Former Law Minister M Veerappa Moily has expressed his opinion on the government’s stand on the practice of triple talaq. The Congress leader has asked the Muslims to think about reforming themselves so that the axe of law does not fall on them. He also said that religions will have to introspect and reform in every field where triple talaq practice needs to be changed.
“Any reform in any religion will have to come from within. It is always difficult to impose it by law. I think as civilisation advances, each one and each religion will have to introspect and make reforms in whichever field civilisation warrants. I don’t think we can have very rigid practices. Triple talaq is one such area where reform is necessary,” he said Indian Express.
“It is a question of humanity. Having three wives, I don’t think, any religion can propagate it. Even in so far as Islam is concerned, they are also not propagating it. Many Muslim countries don’t practice triple talaq… So, instead of waiting for a public debate and waiting for a law to tell us what should be done, it is high time our Muslim brothers and sisters think of reforming themselves, so that the axe of law will not fall on them,” he said.
Earlier, the sensitive issue of triple talaq was broached by the Law Commission.
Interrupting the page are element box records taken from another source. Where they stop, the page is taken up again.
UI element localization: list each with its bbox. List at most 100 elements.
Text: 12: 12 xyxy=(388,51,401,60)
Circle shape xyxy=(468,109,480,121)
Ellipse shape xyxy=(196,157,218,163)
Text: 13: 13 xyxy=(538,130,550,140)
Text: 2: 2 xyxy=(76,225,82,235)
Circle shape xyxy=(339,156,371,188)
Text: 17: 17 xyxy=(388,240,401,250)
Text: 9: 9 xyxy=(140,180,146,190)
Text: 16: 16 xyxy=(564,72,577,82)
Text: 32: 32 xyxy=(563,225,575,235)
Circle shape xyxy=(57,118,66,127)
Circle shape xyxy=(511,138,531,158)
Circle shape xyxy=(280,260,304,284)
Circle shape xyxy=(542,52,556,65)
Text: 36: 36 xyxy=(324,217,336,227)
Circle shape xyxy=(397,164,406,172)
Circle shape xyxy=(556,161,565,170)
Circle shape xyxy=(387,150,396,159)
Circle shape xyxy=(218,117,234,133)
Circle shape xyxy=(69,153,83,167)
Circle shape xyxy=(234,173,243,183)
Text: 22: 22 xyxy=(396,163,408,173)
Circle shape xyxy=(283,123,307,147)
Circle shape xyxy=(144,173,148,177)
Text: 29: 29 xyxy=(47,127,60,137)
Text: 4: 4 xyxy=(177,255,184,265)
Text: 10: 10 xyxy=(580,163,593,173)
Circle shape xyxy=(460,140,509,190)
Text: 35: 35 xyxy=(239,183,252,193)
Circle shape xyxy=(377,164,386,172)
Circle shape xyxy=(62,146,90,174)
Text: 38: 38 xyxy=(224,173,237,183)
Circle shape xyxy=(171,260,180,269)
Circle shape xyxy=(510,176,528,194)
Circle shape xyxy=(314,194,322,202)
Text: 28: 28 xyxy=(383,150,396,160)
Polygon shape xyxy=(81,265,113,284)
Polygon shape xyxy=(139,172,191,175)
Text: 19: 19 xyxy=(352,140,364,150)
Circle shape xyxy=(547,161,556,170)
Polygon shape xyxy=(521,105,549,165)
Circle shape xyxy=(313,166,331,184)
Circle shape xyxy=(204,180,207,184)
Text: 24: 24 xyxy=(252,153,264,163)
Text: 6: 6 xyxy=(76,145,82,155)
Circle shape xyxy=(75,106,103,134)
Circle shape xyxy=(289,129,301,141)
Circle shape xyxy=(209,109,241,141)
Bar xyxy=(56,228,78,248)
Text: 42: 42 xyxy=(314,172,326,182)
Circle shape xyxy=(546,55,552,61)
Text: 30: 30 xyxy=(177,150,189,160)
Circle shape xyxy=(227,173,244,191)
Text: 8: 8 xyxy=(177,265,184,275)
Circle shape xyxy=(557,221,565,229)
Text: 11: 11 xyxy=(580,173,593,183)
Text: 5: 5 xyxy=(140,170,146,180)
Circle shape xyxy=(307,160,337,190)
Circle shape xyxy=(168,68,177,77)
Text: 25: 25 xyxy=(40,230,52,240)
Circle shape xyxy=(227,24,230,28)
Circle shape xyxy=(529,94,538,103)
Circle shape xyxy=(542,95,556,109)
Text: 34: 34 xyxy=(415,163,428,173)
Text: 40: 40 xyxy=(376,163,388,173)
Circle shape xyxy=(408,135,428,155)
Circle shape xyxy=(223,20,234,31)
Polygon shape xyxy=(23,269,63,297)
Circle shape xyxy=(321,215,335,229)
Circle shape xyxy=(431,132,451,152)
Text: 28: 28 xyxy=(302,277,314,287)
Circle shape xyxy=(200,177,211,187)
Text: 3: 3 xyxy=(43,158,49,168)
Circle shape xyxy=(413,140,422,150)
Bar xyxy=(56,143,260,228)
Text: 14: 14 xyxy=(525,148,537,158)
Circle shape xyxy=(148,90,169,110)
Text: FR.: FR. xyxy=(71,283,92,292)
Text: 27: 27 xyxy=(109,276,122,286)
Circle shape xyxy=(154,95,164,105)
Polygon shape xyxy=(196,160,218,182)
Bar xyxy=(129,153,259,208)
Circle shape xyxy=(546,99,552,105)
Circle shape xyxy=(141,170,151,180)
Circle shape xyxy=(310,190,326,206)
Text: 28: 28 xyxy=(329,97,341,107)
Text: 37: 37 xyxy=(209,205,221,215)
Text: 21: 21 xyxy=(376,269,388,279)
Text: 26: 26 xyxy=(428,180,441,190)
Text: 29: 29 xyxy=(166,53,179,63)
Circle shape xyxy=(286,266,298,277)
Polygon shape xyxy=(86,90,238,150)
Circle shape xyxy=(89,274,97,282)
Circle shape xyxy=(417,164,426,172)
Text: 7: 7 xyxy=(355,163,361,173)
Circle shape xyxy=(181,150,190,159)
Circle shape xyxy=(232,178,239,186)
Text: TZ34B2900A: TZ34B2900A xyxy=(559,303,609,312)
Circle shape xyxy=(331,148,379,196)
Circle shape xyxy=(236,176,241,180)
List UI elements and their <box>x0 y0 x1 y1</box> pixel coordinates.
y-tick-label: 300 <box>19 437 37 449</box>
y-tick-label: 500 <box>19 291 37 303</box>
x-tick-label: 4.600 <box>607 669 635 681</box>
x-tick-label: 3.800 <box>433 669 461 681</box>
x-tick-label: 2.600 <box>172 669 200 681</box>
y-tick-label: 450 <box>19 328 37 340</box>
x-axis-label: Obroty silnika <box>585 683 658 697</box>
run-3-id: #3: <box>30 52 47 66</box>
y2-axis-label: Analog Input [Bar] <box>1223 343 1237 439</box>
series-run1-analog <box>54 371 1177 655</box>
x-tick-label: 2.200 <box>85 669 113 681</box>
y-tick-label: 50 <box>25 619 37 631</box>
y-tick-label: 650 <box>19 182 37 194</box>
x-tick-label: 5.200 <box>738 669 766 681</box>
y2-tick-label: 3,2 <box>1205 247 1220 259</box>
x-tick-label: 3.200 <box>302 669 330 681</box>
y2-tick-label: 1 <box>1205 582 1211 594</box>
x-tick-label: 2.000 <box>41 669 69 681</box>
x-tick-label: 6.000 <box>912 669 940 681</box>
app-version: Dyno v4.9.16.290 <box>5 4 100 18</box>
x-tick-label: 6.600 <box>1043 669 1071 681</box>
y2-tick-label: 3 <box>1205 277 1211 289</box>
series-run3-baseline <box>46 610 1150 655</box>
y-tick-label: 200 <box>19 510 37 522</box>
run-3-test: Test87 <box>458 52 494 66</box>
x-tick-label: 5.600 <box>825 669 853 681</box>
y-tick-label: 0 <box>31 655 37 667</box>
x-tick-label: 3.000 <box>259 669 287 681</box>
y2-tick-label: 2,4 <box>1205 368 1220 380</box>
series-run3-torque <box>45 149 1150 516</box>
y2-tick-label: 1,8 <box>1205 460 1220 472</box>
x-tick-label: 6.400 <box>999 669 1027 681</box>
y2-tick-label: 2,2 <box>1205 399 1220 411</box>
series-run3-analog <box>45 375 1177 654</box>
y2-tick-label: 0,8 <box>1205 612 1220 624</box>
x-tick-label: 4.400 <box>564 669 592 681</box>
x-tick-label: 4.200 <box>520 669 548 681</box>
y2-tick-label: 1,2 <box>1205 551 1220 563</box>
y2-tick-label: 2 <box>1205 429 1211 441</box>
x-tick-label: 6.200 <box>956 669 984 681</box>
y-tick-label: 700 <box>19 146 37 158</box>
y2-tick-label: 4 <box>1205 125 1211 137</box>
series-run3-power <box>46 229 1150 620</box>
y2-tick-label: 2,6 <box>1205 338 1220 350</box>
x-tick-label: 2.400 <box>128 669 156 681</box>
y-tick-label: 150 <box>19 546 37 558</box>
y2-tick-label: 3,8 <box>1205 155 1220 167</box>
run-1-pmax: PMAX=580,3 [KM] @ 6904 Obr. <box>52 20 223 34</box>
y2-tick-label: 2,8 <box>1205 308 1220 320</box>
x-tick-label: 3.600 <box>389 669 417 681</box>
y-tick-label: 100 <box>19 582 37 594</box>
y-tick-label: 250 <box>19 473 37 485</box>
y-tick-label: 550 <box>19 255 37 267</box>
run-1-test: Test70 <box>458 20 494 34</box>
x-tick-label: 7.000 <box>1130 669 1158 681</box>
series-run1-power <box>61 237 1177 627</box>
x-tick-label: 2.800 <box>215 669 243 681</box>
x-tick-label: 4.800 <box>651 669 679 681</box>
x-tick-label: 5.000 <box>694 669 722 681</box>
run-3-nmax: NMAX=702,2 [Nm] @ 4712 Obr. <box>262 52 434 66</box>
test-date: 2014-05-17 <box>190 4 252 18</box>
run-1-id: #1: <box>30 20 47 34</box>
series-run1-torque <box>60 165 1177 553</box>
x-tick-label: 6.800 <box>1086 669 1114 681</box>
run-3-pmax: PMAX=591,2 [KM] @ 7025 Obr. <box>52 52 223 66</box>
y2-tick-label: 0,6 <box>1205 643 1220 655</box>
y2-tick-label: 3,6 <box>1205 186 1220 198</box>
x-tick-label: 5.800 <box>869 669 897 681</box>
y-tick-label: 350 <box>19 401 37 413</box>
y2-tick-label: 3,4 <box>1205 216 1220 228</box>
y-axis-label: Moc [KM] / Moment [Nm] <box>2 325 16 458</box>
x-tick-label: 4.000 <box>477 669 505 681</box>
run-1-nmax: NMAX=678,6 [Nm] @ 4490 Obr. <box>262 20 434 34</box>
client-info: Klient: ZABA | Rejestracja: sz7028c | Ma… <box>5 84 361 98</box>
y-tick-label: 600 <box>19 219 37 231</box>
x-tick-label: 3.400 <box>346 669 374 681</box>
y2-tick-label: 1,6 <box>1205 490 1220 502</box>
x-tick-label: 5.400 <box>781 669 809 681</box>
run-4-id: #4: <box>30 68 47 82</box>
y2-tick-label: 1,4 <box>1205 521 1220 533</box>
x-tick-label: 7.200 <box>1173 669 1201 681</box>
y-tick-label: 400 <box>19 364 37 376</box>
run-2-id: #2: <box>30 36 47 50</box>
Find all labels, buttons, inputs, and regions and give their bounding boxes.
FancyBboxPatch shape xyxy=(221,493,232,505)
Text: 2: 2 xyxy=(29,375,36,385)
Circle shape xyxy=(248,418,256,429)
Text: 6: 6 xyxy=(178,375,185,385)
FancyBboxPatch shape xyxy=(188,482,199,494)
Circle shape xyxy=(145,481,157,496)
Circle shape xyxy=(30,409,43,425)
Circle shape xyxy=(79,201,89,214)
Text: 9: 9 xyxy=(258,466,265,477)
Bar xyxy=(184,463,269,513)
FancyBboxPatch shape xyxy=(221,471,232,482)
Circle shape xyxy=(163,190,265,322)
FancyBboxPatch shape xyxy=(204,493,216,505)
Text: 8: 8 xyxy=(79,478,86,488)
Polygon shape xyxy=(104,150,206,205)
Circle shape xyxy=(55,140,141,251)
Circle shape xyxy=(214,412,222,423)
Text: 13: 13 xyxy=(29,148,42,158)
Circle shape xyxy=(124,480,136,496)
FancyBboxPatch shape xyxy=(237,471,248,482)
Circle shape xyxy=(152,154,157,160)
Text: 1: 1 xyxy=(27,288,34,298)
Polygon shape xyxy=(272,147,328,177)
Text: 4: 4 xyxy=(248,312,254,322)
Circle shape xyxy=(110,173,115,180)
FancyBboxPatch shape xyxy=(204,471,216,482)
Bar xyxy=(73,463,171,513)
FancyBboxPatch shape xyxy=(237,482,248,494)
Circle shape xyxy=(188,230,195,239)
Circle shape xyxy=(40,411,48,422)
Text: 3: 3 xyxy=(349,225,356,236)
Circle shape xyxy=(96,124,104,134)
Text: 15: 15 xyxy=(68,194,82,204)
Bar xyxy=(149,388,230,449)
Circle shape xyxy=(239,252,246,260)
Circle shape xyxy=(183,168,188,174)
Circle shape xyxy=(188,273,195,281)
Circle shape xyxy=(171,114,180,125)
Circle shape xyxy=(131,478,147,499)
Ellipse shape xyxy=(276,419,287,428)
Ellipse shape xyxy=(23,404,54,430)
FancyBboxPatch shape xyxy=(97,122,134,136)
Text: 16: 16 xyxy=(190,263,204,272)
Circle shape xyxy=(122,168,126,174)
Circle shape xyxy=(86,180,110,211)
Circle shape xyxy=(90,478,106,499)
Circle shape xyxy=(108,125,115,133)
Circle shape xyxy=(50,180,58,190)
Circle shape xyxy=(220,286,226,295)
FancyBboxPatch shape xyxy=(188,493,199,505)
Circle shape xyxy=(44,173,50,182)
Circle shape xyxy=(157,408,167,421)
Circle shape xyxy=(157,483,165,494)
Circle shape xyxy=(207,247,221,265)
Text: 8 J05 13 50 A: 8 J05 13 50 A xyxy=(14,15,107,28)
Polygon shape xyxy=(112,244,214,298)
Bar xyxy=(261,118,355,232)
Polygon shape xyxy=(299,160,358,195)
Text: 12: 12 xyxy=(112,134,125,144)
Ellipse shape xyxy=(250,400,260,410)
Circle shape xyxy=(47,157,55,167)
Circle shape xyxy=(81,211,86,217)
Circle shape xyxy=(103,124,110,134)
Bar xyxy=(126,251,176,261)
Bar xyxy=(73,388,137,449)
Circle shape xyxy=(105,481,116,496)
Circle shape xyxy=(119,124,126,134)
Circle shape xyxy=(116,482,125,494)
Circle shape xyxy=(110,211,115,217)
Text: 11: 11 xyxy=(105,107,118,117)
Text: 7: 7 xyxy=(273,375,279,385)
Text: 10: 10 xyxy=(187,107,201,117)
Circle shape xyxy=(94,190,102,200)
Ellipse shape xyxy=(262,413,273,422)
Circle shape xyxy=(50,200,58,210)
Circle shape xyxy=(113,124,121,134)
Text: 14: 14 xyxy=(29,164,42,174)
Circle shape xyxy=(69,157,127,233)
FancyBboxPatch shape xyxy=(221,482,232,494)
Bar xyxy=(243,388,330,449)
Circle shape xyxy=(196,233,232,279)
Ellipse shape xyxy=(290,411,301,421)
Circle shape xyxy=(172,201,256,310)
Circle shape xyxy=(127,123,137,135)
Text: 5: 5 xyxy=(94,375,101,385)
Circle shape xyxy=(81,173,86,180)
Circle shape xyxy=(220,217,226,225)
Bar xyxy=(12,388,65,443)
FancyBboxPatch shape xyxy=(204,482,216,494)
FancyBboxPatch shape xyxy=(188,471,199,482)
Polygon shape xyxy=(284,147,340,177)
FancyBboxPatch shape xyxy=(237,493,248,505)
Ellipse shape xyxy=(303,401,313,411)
The commission asked the public whether the practice of triple talaq be abolished and whether a uniform civil code should be optional.
Amid a raging debate on uniform civil code, the law panel has sought public views on the subject to revise and reform family laws, saying the aim is to address social injustice rather than plurality of laws.
In an issued appeal, the Commission said the objective behind the endeavour is to address discrimination against vulnerable groups and harmonise the various cultural practices even as it assured the people that the "norms of no one class, group or community will dominate the tone and tenor of family law reforms".
In an accompanying questionnaire, the Commission has asked whether the existing personal laws and customary practices need codification and whether it would benefit people.
Should the practice of triple talaq be abolished, retained or retained with suitable amendments; and whether a uniform civil code should be optional are among 16 queries by the commission.
It has also sought to know whether the uniform code should include subjects like divorce, marriage, adoption, child custody, succession and inheritance.